Furthermore, the articles in question fail to grapple with just how fact specific of an analysis Judge Underhill undergoes to demonstrate that Miller’s screenplay was not the work of an employee, and thus not a work for hire. Of nearly sole primacy in Underhill’s analysis are factors stemming from the Supreme Court opinion in Community for Creative Non-Violence v. Reid, (hereinafter “CCNV”) that draw on the common law of agency to distinguish between an employee and independent contractor. Throughout the analysis, hypothetical situations emerge in which these factors might weigh more in the direction of finding a screenwriter to be an employee, even in the attenuated work situation of the film industry. For example, if the producer, Sean Cunningham, had supervised Miller’s daily activities, remained present while Miller worked, and played a distinctly active role in controlling details of the script, then he would have had a better case for the “hiring party’s right to control the manner and means by which the product was accomplished” factor weighing toward employment. Several of the other CCNV factors could plausibly be spun to favor a determination of employment, such as, “tax treatment of the hired party,” source of instrumentalities, location of work, and hired party’s discretion over when and how long to work. The opinion leaves open the opportunity for screenwriting work arrangements to be deliberately constructed so as to tilt the CCNV factors toward employment and nullify the screenwriter’s termination rights.

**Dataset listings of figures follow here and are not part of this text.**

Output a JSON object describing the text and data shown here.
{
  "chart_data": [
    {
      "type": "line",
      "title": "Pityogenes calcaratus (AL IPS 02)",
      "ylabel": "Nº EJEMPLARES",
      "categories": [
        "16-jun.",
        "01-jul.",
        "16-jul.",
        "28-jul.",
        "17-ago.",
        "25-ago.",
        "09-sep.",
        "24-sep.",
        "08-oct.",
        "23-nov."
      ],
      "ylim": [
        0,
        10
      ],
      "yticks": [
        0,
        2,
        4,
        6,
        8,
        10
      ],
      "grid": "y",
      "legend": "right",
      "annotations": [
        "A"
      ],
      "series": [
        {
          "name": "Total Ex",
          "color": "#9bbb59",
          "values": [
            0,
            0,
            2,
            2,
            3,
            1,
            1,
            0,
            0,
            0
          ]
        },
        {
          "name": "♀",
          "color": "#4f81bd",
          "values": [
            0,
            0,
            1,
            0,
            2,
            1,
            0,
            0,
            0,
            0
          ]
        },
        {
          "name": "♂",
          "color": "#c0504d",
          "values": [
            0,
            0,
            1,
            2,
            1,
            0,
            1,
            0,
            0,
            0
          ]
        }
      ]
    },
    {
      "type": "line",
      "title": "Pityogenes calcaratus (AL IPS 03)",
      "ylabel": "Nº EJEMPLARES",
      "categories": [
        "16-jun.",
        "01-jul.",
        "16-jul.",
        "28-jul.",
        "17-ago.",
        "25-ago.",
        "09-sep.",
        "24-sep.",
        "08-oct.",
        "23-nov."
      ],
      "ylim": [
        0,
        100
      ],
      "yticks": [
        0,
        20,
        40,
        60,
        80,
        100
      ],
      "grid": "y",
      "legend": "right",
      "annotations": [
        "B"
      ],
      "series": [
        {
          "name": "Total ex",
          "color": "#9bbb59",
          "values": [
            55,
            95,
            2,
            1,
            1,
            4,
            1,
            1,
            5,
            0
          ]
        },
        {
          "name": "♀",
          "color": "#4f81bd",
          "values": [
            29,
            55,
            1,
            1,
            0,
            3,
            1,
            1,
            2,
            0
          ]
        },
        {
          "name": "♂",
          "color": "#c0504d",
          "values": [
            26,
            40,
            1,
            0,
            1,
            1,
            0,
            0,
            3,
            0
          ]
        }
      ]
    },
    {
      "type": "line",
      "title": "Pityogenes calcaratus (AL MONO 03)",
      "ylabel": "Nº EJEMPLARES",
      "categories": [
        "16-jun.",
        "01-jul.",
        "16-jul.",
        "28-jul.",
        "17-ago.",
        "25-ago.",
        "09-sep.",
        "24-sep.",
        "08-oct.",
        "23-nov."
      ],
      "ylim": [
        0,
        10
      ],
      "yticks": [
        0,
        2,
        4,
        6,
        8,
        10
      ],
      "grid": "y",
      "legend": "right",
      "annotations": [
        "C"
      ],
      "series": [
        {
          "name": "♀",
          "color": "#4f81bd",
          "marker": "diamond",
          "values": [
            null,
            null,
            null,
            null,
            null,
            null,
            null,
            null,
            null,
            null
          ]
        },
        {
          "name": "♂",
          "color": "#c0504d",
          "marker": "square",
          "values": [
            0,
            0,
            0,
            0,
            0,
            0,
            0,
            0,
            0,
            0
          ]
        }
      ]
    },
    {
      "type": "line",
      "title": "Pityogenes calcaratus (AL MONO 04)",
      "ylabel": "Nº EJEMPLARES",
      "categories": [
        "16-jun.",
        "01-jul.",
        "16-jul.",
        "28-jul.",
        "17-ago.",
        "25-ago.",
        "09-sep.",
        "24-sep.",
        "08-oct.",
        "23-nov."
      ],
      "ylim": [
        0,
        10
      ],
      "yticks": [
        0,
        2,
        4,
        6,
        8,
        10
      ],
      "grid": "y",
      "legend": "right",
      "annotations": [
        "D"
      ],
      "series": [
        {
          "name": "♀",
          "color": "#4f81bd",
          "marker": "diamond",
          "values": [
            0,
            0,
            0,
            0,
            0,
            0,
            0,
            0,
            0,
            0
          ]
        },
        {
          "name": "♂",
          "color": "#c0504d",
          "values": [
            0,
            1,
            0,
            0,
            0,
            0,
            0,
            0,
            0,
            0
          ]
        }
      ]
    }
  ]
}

So, the imagined apocalypse this wave of termination notices has created is not quite as damning as it initially appeared. Even if studios were to decide that litigating the termination notices was simply too expensive, two options remain: renegotiate ownership rights with the author or simply stop making movies based on these properties. While the latter might sound far fetched in this era of recycled IP, it is worth noting that many of the film franchises targeted by these termination notices are long past their financial prime. Terminator: Dark Fate, the most recent entry in the series, flopped at the box office. The same is true for the newest entry in The Predator franchise, and the newest Die Hard film had the lowest domestic gross in the series. Perhaps it would be best for studios to treat these termination notices as an opportunity to abandon long-since drained cash cows to create something new.